Jared Kushner ‘loves the limelight’: Biographer says ‘he is his own best hype man’
Saudi Crown Prince Mohammed bin Salman (left) and White House advisers Jared Kushner (center) and Ivanka Trump (right). (Image credit: White House/Shealah Craighead)

Former Trump White House senior advisor Jared Kushner's new biographer was brutally panned by the journalist who wrote the 2019 biography Kushner, Inc.

Journalist Vicky Ward reviewed Kushner's new book Breaking History for NBC News.

"It’s been reported that the couple’s Northeast decampment is partly because they doubt the reception they’d get — at least publicly — from many of their old New York friends. Key figures in Trump’s administration, their efforts to always appear 'the good guys' have often backfired. Kushner’s polished veneer started to wear especially thin in the context of his freewheeling approach to foreign policy and much else," Ward wrote. "So why would Kushner, who says repeatedly in his new memoir that he prefers to be in the background, want to write an autobiography in the first place?"

Ward suggested that while Kushner and his wife, Ivanka Trump, have been avoiding Manhattan, he actually loves the attention.

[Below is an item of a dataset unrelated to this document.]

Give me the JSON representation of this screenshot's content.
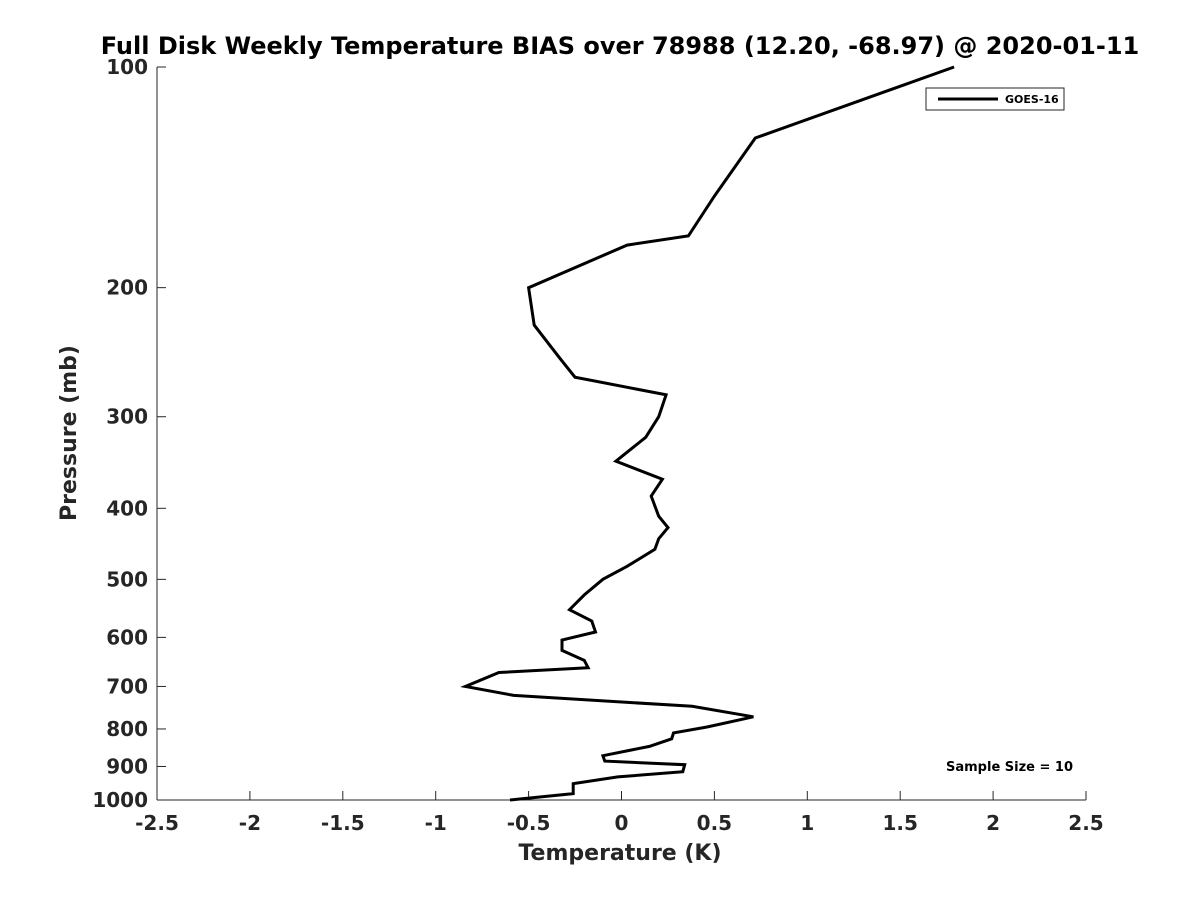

"As his words make clear, again and again, Kushner actually loves the limelight, the awards, the pats on the back — from world leaders and from himself. He is his own best hype man, with eternal confidence in his abilities as a negotiator extraordinaire, a disruptor who achieved peace in the Middle East where more boring, traditional mindsets failed," Ward wrote. "The point of this book, I realized as I struggled through to the end of its 500-plus pages, is classic historical revisionism. Kushner is trying to cement his personal legacy as he sees it: An individual following in the footsteps of Churchill and Roosevelt; a figure who quietly re-shaped world history in the shadows of his more flamboyant (and, in his mind, brilliant) father-in-law."

Ward noted Kushner recounting that his father-in-law think's he is a "genius."

"The biggest problem (although there are many) with Kushner’s book — whether by omission, contradiction, or a self-serving recasting — is the way it glosses over the subtext that came to define and complicate Kushner’s wide-ranging White House portfolio: money," Ward wrote. "Were Kushner’s transactions abroad and domestically made in the interest of America or in the interest of Kushner himself? Congress has asked for all of Kushner’s correspondence with Saudi Crown Prince Mohammed Bin Salman in the wake of a $2 billion investment by the Saudi Public Investment Fund in a new Kushner fund."

Ward did not give Kushner's autobiography a favorable review.

"Kushner’s book has lofty ambitions. But just like his self-imposed Florida exile, it also makes him appear further divorced from American reality than ever," Ward wrote. "Ultimately, Kushner’s selective re-casting of world events is free of self-awareness and overflowing with pomposity. It’s not a compelling combination. And it’s not even well written."